First, I had to register my application in the Azure AD using a "native" client app and ensure that it was given permission to access my MS CRM instance.
Then I followed the instructions. I found a few blogs including one that seems to hit on my wanting to test my connection. Jason Lattimer had already done the hard work. But I found that I just wanted to test this out quickly without creating a java program.
So I fired up scala's amm. amm is a new scala repl. It allows you to do things on the fly. I also looked at the example code from the java library that microsoft created.
load.ivy("com.microsoft.azure" % "adal4j" % "latest.release")
val authority = "https://login.windows.net/common"
val clientid = "xxxxxxxx-xxxx-xxxx-xxxx-xxxxxxxxxxxx"
import java.util.concurrent._
val eservice = Executors.newFixedThreadPool(1)
val resource="https://yourdomain.crm.dynamics.com"
val resultFuture = context.acquireToken(resource, clientid, "username@yourdomain.onmicrosoft.com", "password", null)
resultFuture.get
which results in:
res15: AuthenticationResult = com.microsoft.aad.adal4j.AuthenticationResult@40d8ea60
Unfortunately, this is not very scala, and java futures are not great but this does illustrate that everything worked as planned.

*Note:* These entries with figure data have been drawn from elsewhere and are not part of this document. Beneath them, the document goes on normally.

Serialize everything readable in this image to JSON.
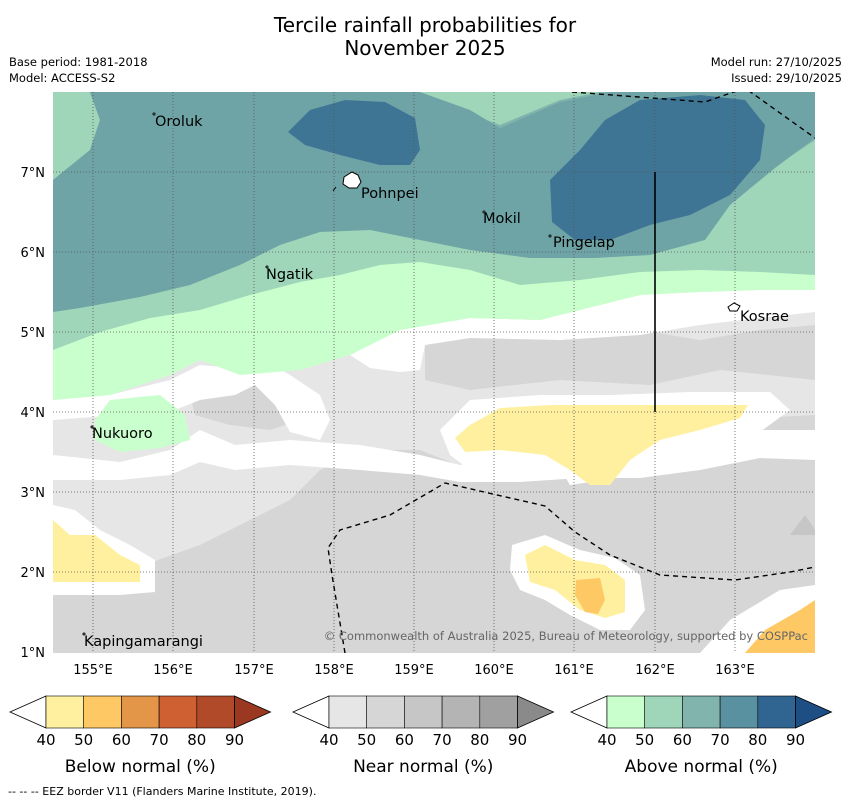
{
  "title": {
    "line1": "Tercile rainfall probabilities for",
    "line2": "November 2025"
  },
  "meta": {
    "base_period": "Base period: 1981-2018",
    "model": "Model: ACCESS-S2",
    "model_run": "Model run: 27/10/2025",
    "issued": "Issued: 29/10/2025"
  },
  "map": {
    "lon_labels": [
      "155°E",
      "156°E",
      "157°E",
      "158°E",
      "159°E",
      "160°E",
      "161°E",
      "162°E",
      "163°E"
    ],
    "lat_labels": [
      "7°N",
      "6°N",
      "5°N",
      "4°N",
      "3°N",
      "2°N",
      "1°N"
    ],
    "places": [
      "Oroluk",
      "Pohnpei",
      "Mokil",
      "Pingelap",
      "Ngatik",
      "Kosrae",
      "Nukuoro",
      "Kapingamarangi"
    ],
    "copyright": "© Commonwealth of Australia 2025, Bureau of Meteorology, supported by COSPPac"
  },
  "legends": [
    {
      "label": "Below normal (%)",
      "ticks": [
        "40",
        "50",
        "60",
        "70",
        "80",
        "90"
      ],
      "colors": [
        "#fff0a0",
        "#fec965",
        "#e39548",
        "#cf6032",
        "#b14a28",
        "#9a3822"
      ]
    },
    {
      "label": "Near normal (%)",
      "ticks": [
        "40",
        "50",
        "60",
        "70",
        "80",
        "90"
      ],
      "colors": [
        "#e6e6e6",
        "#d6d6d6",
        "#c6c6c6",
        "#b4b4b4",
        "#a0a0a0",
        "#8a8a8a"
      ]
    },
    {
      "label": "Above normal (%)",
      "ticks": [
        "40",
        "50",
        "60",
        "70",
        "80",
        "90"
      ],
      "colors": [
        "#c9ffcc",
        "#9fd6b9",
        "#80b4ad",
        "#5a91a0",
        "#306591",
        "#1d4f84"
      ]
    }
  ],
  "footer": "--  --  -- EEZ border V11 (Flanders Marine Institute, 2019)."
}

amm has a robust tab completer so you can hit tab on the result:
val t = resultFuture.get
t.<hit tab>
!=                                  getAccessToken                      getExpiresOnDate                    hashCode                            |>
==                                  getAccessTokenType                  getIdToken                          isInstanceOf
asInstanceOf                        getClass                            getRefreshToken                     isMultipleResourceRefreshToken
equals                              getExpiresAfter                     getUserInfo                         toString
and navigate through the result.
Jason worked up a nice, more complete example of using the new web api here.
You will note that the adal4j library has many assumptions and dependencies that it pulls in and assumes an execution model underneath. Yo ucould of course program your own using something more pluggable, but unfortunately, that's alot of work if you just need to connect quickly. Underneath it uses:
  • nimbus oauth2
  • bouncycastle (java crypto api)
  • ...a few others...
Underneath, adal4j uses javax.net standard java classes for transport. The nimbus classes are used to construct an OAuth2 request and process the return headers, etc.
If you get a strange error, e.g. something about the request body needing some specific content, you may have created a web app OAuth2 application grant instead of a "client" application. See here for details.